Hexagon announced a new 3D sensor that could have implications on the future use of additive manufacturing technology.
The company’s Manufacturing Intelligence Division announced the HP-OW sensor, which uses chromoatic white-light spectroscopy. They say the device can produce “highly accurate” measurements of a wide variety of surface types.
“Manufacturers of components with vulnerable surface finishes struggle to achieve optimal efficiency because traditional tactile inspection can be time consuming, and parts are often damaged during measurement. In cases where 100 percent of components must be inspected, the deformation of delicate surfaces impairs productivity and, ultimately, the bottom line. The new HP-OW chromatic white light sensor provides increased measurement speed and flexibility for OEMs and offers contract manufacturers the opportunity to employ new technologies and materials in production.”
The idea here is to ensure the parts produced meet the required specifications. In today’s precision world there are an increasing number of parts that will require 100% inspection.
But how does this relate to 3D printing?
In recent years there has been a push towards additive manufacturing, where the design of 3D printers has slowly shifted from “standalone” machines requiring human operators to more automated solutions that digitally integrate with factory control systems.
But the act of “manufacturing additively” does not start and end with the 3D printer. The printer is only the core of the activity, and is part of a chain of events beginning with 3D design, through post-processing steps, and ending with finishing of the part.
And finally, a declaration that the part is indeed suitable.
For some applications, it may be that a mere glance from an operator with their standard Mark 1 Eyeballs may be sufficient, but most applications will require something more robust — and automated.

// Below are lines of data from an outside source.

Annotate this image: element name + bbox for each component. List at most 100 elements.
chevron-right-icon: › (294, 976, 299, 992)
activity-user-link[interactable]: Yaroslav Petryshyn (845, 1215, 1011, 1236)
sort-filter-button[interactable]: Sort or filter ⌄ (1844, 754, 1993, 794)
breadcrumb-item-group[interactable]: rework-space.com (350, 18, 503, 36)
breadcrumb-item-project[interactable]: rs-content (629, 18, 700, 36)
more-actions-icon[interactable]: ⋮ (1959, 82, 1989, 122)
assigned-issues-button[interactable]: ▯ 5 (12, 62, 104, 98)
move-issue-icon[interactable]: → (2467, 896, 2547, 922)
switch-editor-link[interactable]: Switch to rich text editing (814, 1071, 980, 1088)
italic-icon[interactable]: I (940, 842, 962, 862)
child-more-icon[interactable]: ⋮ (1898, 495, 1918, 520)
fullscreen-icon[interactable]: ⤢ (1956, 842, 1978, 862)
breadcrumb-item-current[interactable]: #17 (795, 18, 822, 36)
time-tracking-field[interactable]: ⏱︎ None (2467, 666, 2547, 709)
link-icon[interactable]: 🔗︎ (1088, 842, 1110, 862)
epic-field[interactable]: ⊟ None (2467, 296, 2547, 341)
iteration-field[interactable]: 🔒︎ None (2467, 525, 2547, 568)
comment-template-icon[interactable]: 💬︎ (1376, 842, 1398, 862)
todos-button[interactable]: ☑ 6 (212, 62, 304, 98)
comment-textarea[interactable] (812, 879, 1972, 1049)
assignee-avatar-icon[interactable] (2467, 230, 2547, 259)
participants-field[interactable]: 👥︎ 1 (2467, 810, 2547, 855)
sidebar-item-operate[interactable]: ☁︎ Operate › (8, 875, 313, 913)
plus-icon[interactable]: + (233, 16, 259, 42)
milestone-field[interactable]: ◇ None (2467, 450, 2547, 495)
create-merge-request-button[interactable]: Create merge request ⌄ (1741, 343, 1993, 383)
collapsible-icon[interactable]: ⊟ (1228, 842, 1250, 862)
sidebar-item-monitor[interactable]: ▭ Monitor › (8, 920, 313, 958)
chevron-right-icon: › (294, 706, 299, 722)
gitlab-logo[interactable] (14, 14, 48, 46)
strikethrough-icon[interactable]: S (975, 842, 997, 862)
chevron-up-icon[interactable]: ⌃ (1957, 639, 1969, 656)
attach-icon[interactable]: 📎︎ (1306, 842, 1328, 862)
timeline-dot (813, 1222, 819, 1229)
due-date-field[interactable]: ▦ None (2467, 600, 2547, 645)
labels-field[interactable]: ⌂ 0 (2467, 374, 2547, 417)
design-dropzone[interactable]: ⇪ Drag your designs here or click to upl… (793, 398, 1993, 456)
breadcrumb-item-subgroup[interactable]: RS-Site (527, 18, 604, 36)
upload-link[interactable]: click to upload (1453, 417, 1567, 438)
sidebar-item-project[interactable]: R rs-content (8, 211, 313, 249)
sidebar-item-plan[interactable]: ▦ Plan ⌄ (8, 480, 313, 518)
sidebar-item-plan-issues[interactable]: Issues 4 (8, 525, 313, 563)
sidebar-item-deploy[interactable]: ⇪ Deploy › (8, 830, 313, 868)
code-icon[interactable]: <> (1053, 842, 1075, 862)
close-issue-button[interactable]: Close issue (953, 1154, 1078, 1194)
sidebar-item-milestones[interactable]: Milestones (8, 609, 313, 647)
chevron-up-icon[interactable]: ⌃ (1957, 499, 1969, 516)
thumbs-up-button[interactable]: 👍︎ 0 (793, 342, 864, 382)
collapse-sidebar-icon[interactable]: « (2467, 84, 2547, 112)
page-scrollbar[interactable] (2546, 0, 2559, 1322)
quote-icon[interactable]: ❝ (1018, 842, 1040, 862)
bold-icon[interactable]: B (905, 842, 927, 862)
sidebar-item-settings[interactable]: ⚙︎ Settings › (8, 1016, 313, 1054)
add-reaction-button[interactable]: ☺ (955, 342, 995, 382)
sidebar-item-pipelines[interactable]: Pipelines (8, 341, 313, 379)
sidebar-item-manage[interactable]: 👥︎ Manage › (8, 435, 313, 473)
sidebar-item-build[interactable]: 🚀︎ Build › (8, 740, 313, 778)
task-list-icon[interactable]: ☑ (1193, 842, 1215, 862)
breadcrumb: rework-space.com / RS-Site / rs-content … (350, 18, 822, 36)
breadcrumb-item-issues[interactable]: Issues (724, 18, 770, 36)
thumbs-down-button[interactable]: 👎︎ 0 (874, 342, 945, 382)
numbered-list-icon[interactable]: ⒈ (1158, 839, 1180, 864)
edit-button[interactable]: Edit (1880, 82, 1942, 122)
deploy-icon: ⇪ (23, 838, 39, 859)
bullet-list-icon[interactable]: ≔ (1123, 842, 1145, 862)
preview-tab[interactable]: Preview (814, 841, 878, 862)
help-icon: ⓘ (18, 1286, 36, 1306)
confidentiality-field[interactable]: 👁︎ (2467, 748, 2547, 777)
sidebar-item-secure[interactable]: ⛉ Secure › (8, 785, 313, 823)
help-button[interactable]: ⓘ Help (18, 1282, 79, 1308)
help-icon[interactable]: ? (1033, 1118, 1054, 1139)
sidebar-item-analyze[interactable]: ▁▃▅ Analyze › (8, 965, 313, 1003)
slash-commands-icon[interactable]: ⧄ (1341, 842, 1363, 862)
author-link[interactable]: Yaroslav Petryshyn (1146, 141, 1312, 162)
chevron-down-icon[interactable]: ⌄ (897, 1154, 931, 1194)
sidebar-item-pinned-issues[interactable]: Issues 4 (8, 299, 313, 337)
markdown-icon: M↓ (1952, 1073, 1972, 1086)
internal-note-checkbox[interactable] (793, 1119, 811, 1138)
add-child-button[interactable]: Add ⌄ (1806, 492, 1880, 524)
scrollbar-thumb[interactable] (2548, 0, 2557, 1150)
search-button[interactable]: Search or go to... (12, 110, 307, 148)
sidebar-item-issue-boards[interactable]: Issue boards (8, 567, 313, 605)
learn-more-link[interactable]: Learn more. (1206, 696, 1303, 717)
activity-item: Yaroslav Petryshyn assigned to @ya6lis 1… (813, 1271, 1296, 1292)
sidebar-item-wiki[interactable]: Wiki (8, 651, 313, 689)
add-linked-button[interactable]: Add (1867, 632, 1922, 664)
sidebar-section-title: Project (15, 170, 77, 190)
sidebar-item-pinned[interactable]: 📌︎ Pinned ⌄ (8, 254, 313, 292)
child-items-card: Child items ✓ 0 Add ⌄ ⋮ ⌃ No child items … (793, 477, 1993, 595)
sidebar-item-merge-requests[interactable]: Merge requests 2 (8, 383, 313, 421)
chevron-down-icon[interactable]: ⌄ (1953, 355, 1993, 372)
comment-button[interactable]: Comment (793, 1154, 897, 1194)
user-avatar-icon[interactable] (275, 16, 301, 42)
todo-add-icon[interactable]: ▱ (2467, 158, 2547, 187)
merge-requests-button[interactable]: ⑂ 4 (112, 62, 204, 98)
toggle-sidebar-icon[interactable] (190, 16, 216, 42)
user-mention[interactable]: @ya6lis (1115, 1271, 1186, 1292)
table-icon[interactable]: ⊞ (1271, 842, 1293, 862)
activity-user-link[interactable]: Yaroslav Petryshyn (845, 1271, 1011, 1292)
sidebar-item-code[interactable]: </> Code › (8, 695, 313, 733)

There are automated quality control devices available, but many use a touch-probe technique that will frequently be unusable on the complex geometries produced through additive design and manufacturing. Instead there are quality control systems that use 3D scanning. These capture a scan of a completed part and then compare it to a database of 3D models. If the part’s scanned geometry is off by more than the tolerance levels, then the part can be rejected.
One system I saw using this approach was designed by Oqton, where the part did not require a specific orientation before scanning. You simply tossed the freshly printed part into the chamber and got a green or red light depending on the part’s quality match.
But these systems are really quite slow when facing higher-volume production, which is the target area for additive manufacturing in the future. What we need are automated quality systems that can very quickly inspect a stream of parts emerging from high-speed 3D printers set up for mass manufacturing.
This is where Hexagon’s new sensor may be useful. The device can apparently operate at high speed. They explain:
“Additive manufacturing processes pose unique challenges because parts must often be measured throughout production to ensure quality, but the cycle time to perform precision inspection of rough unfinished parts can be prohibitive. As a new option in a line of specialized sensors extending the range of measurement technologies that can be used with a single CMM, the chromatic white-light scanning sensor offers an efficient method to scan parts with high accuracy throughout production.”
The other very interesting property of the HP-OW sensor is its ability to reliably capture previously tricky surface, such as reflective items. They say:
“The sensor’s ability to measure components with transparent, polished, rough, and matte finishes makes it easy to quickly and accurately measure parts made with delicate materials – including electronics components such as LED vehicle lights and solar panels. Non-contact capabilities also offer high throughput inspection of medical devices, such as surgical implants, where every part must be inspected with high accuracy.”
Of course, this device is merely a component of a future automated system that doesn’t yet exist. But the fact that the sensor exists means that some enterprising company might build such a device around the scanning technology.